LOOKING AT THE other side of the exemplary milestones being set by the visiting physicians, we must thank our own doctors, for braving the storms over the years to stay in a murky environment. We must however exhort our doctors, nurses, physician assistants, midwives, dressers and other medical practitioners who have been making enormous sacrifices to keep the momentum of healthcare delivery to the barest minimum to the public. The example of the visitors must challenge all of citizen doctors to go to rural areas, to the villages and hamlets, to areas without modern amenities of life and display or put to use the medical skills acquired over the years. Our doctors must endeavor to take jobs amongst the rural folks who direly need them because the nature of their occupation is a caring one intended to save lives instead of maximizing profits in cash and real estates. We cannot go to the extreme of remind these compatriots that both the Florence Nightingale Pledge and the Hippocratic Oath were sworn with such goals in mind to uphold the humanitarian profession for the preservation of life, even if at the peril of their own lives.

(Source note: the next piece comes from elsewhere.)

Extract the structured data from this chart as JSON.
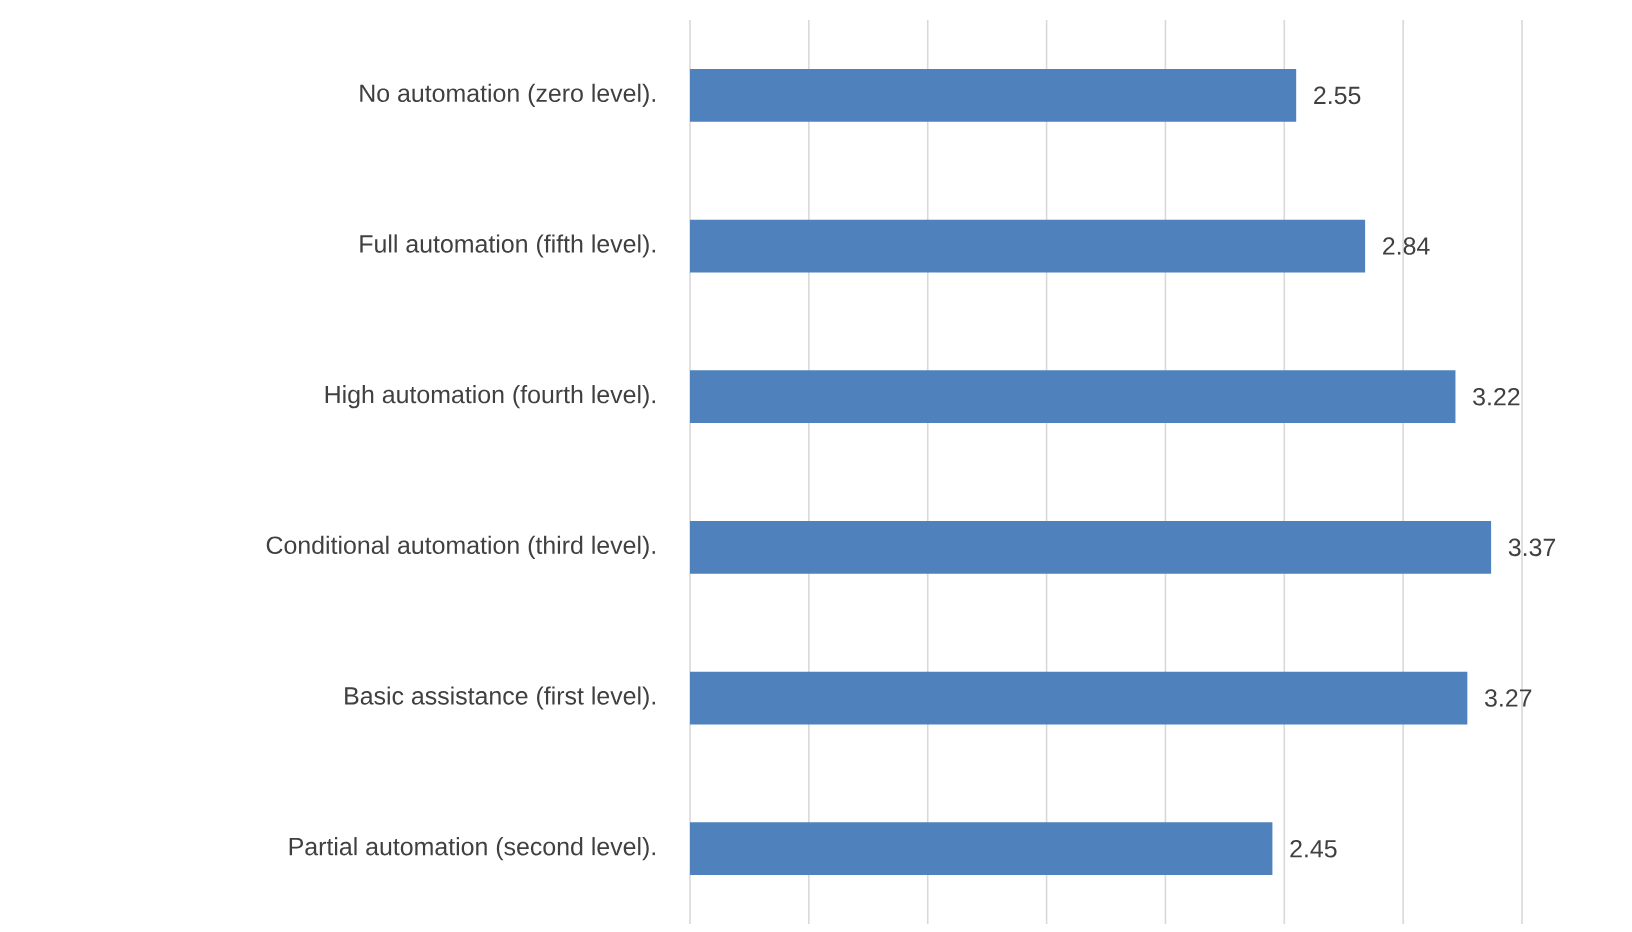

THE JFK MEDICAL Center is the single largest hospital in terms of the kinds of services it originally offered. Citizens yearn for the days when the hospital will render all services that will ensure their health and welfare. As much as they would like to see, the institution must be seen to attract patients from the various neighboring countries coming to the JFK for quality medical treatment. When they come and obtain heartwarming treatments, they will leave with the favorable impression that Liberia that had been the scene of chaos has significantly been restored, and that their healthy lives would be the examples.
WE URGE OUR visiting doctors and nurses to be our goodwill ambassadors of the country. Tell others in the United States as well as elsewhere that this country's health care delivery service needs everybody and everything. Tell them to see their contributions, regardless of their occupations, as vitally indispensable to the national restoration process. Liberians will always remain grateful for whatever is contributed to impact their lives, especially the peasant population, who are depend on the JFK for less expensive medical treatment.